Case in point: Edward Snowden has done more to protect Americans’ freedom than Peter King.

Yet King will never be without a home, a salary or a pension, he will never miss a meal or fear for his life.  For the rest of his days, he will be comfortable and free to advocate the circumscription of his countrymen’s liberty.

Having locked up his New York constituency in 1992, and congressional incumbency being what it is, King could run successfully for re-election wearing a Ronald McDonald costume (which would no more beclown him than his stated opinions do). Has America lost its sense, or is it just Long Island that’s out where the buses don’t run?

Snowden’s suffering is no proof of nobility, and he has made mistakes. Critics, including King, are fond of saying Snowden should have gone through “proper channels” with his concerns, rather than fleeing to the arms of unfriendly nations.

But this has always been illogical, as though their complaint with Snowden is how he did it, rather than what he did. Since King and other NSA enthusiasts, including President Obama, insist that there is nothing wrong with the agency’s surveillance program, how likely is it Snowden would have had success going through “proper channels”?

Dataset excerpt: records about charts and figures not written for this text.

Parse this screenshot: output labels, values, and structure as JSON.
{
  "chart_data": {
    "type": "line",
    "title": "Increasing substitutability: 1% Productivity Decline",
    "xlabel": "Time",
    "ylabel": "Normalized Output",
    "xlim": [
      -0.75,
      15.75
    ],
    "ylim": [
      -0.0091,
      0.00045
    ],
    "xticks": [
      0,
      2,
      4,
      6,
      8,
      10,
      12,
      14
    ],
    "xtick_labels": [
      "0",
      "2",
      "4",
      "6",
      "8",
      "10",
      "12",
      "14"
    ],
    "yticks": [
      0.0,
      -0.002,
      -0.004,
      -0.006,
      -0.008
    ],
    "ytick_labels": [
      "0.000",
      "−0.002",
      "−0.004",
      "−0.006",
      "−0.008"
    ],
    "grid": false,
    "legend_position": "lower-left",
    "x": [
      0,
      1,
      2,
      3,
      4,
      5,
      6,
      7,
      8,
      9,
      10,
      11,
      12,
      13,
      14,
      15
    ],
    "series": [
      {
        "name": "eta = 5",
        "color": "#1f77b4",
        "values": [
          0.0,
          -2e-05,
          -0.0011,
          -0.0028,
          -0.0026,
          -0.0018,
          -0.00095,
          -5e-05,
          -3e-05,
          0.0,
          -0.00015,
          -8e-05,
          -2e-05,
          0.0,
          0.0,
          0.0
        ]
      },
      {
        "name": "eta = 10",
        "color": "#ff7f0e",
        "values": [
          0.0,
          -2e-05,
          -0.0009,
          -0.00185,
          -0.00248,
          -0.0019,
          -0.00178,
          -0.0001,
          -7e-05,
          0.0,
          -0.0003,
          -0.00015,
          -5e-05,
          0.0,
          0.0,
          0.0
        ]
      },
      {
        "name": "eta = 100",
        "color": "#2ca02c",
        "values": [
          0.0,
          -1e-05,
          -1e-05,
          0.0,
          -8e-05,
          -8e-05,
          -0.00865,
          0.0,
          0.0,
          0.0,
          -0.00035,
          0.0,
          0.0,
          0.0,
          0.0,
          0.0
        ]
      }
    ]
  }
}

There are precious few glimmers of hope. Republican Senator Rand Paul of Kentucky is filing suit against the NSA for its surveillance activities, and mused that perhaps Snowden and Director of National Intelligence James Clapper could share a prison cell. After all, if Clapper can lie to Congress, routinely violate Americans’ Fourth Amendment rights, and betray the trust of our allies, why should he be treated less harshly than Snowden, who simply told us about it?

Columnist Jonah Goldberg recently listed misconceptions liberals and conservatives would be wise to eschew in the New Year. The latter group, he advised, should cease taking for granted that there is a vast, silent majority who share their views.

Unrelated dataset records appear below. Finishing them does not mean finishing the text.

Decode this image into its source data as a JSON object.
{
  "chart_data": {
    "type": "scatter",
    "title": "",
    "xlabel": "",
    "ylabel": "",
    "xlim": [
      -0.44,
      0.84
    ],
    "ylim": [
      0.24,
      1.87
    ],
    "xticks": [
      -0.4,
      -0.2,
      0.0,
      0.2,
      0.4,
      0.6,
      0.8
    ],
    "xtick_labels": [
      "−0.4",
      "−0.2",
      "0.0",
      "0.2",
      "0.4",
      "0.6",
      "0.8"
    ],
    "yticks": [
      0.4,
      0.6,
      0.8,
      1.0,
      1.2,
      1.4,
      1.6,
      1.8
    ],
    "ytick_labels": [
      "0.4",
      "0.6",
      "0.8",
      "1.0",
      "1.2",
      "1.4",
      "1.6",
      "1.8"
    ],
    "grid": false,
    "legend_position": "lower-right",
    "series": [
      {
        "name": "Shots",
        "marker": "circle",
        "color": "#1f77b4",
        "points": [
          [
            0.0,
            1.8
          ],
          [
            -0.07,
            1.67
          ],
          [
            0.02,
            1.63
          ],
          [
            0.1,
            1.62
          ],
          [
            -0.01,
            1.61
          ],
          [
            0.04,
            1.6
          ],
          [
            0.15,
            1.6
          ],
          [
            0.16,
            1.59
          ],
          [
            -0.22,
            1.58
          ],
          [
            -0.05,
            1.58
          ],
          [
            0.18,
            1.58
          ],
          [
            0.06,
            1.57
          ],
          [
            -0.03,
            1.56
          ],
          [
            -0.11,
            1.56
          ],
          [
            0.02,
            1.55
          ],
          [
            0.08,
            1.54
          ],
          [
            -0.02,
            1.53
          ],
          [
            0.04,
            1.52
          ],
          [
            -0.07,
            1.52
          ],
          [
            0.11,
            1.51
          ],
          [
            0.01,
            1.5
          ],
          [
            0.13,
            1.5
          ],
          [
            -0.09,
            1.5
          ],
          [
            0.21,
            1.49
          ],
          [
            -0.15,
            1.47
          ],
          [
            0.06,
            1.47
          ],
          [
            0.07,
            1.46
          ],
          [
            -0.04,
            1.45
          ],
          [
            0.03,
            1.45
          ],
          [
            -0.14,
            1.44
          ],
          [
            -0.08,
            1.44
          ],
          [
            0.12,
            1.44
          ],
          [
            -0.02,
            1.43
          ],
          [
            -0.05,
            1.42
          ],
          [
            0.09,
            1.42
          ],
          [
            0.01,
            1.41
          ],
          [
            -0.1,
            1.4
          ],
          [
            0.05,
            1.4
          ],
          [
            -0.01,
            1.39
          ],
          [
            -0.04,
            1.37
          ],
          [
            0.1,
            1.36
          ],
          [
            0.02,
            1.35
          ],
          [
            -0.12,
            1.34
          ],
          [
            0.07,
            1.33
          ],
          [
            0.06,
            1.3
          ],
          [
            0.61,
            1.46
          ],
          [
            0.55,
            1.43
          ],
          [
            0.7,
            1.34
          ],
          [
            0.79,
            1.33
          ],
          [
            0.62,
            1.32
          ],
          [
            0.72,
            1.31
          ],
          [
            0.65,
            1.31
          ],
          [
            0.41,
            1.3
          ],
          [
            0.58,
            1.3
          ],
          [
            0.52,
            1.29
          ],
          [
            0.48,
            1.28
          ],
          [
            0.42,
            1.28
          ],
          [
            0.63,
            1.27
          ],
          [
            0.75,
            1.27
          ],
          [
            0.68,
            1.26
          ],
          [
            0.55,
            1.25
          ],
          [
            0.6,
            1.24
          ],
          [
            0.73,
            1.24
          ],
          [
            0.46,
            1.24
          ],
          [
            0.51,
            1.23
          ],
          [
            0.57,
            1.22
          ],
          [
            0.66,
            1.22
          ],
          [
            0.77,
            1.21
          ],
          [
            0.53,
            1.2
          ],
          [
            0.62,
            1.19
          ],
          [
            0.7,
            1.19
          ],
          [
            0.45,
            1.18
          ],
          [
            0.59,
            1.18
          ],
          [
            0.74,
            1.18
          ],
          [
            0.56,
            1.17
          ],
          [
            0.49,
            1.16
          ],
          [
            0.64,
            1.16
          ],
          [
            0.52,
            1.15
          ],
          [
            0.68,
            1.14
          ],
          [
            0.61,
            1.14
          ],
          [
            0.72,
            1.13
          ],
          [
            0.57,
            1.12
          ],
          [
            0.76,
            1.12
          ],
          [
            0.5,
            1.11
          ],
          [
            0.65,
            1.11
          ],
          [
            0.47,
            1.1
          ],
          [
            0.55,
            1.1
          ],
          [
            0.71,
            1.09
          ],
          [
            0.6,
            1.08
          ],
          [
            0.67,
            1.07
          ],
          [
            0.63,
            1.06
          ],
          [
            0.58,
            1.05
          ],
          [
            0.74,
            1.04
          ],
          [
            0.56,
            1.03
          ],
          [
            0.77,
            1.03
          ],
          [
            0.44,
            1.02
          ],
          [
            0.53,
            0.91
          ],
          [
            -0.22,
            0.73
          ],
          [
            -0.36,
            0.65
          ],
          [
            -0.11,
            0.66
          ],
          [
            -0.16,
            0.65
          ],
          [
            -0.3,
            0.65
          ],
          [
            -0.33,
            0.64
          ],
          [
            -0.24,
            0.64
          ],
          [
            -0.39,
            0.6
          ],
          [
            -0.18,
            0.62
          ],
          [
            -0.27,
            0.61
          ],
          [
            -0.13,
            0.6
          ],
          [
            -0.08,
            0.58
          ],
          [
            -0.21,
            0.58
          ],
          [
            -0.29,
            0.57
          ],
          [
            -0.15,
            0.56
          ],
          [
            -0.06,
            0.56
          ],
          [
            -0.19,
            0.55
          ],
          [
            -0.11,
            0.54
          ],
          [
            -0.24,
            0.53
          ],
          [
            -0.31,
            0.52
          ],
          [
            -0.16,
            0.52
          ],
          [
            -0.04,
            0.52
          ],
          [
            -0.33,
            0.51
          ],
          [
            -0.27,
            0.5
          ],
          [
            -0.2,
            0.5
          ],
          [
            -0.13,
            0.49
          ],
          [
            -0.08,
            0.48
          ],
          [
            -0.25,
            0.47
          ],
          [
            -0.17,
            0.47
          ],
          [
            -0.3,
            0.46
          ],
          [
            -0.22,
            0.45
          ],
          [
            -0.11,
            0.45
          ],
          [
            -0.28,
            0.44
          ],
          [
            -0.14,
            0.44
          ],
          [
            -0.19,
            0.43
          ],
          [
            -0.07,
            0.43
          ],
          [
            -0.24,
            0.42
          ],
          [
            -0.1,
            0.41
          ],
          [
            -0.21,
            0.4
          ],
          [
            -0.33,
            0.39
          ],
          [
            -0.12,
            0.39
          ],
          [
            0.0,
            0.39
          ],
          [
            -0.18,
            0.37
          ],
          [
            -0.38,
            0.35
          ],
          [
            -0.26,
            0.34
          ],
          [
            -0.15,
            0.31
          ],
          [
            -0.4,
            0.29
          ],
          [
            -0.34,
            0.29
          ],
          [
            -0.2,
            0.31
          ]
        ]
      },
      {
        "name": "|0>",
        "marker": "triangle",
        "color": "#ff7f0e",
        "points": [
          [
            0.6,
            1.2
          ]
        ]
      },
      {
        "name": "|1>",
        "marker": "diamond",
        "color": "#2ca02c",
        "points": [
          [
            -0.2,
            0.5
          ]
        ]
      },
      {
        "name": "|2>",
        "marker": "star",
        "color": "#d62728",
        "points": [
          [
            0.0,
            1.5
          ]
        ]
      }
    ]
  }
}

As the security state grows, perhaps those of us who are alarmed and disgusted by it should take a similar approach. For example, in 2010, when U.S. airport security ramped up to the full-blown obscenity it is today, I averred that this travesty would be corrected post-haste. Mistakenly thinking Americans to be the freedom-minded renegades of national myth – rather than the obsequious, obedient incarnation of modern citizenry – I expected them to rise up the first time a child was traumatized or a wife was objectified or a veteran was humiliated by this insane regime.

Demonstrably, I was wrong.

Snap out of it, America. As 2014 dawns, you are among the least free developed nations in the world and nincompoops like Peter King are making it worse in the name of “security.” By the time you recognize what’s happening, will it be too late?